Despite the U.S.-China trade war, and loud anti-Apple sentiment on Chinese media, the iPhone is still in demand in China, according to a survey of purchase intent in the country.

Bank of America Merrill Lynch published a survey on Thursday that showed that over the past several months there has been no material reduction in consumer intent to buy iPhones. The survey, which polled 194,000 buyers in U.S., U.K., India, and China, showed that 30% of buyers intended to purchase an iPhone as their next phone in May, up from 29% in April.

"No meaningful impact can be seen so far on demand for iPhones," analyst Wamsi Mohan wrote in the analysis of the survey.

The percentage of survey respondents in China seeking the iPhone soon rose to 29%, a three percent increase over April. At the same time, intent to purchase Huawei-brand phones dropped to 25%, down from 28% in April.

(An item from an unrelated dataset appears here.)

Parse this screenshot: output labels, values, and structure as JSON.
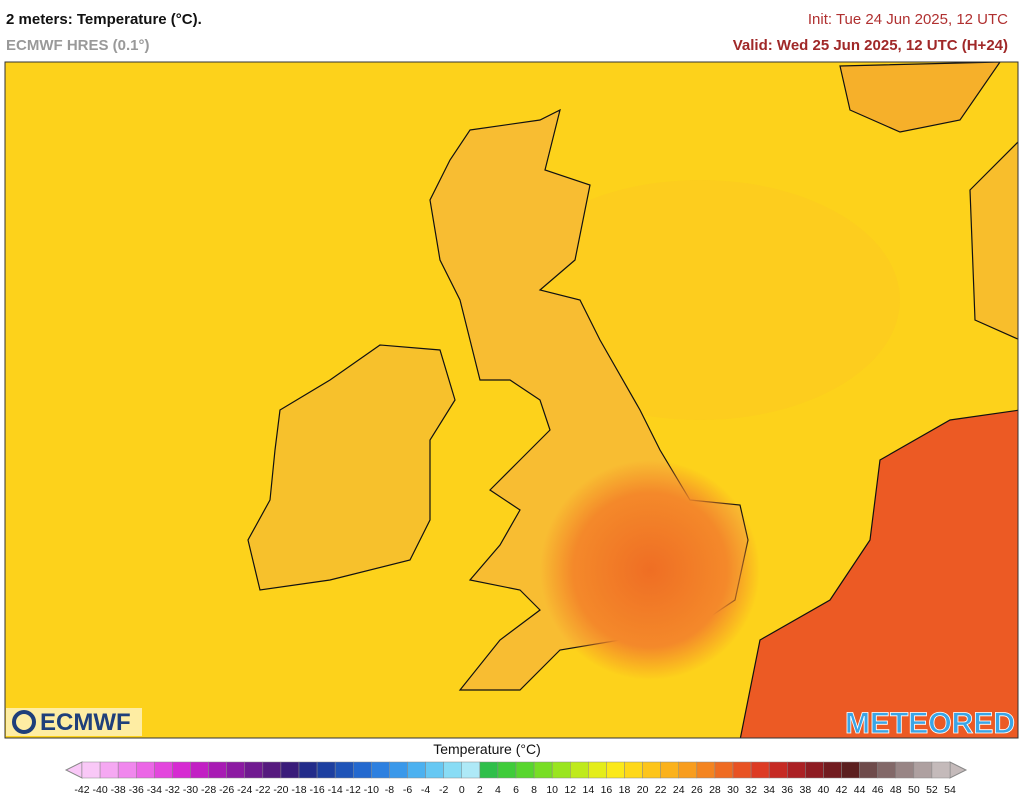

The survey results subvert the concerns of investors who feared the escalating U.S.-China trade war would decrease the demand for iPhones in China. The Trump administration has moved to increase tariffs on $200 billion worth of Chinese goods and blacklist telecom giant Huawei, and many investors fear that Beijing would retaliate against U.S. companies such as Apple.

JP Morgan released a note to investors that suggested that shipments for Apple in China would reach 27.8 million units for 2019, a sizable drop from the 36.3 million in 2018. However, some market analysts remain skeptical.

"It is not possible for us to know for sure how China would react," Mohan wrote. "However, given the estimated 2mn people employed in the Apple supply chain in China, and over 2 mn Apple App developers in China, we view the likelihood of major retaliation against Apple to be low."

Huawei founder and CEO Rein Zhengei has also publicly opposed a retaliatory ban against Apple.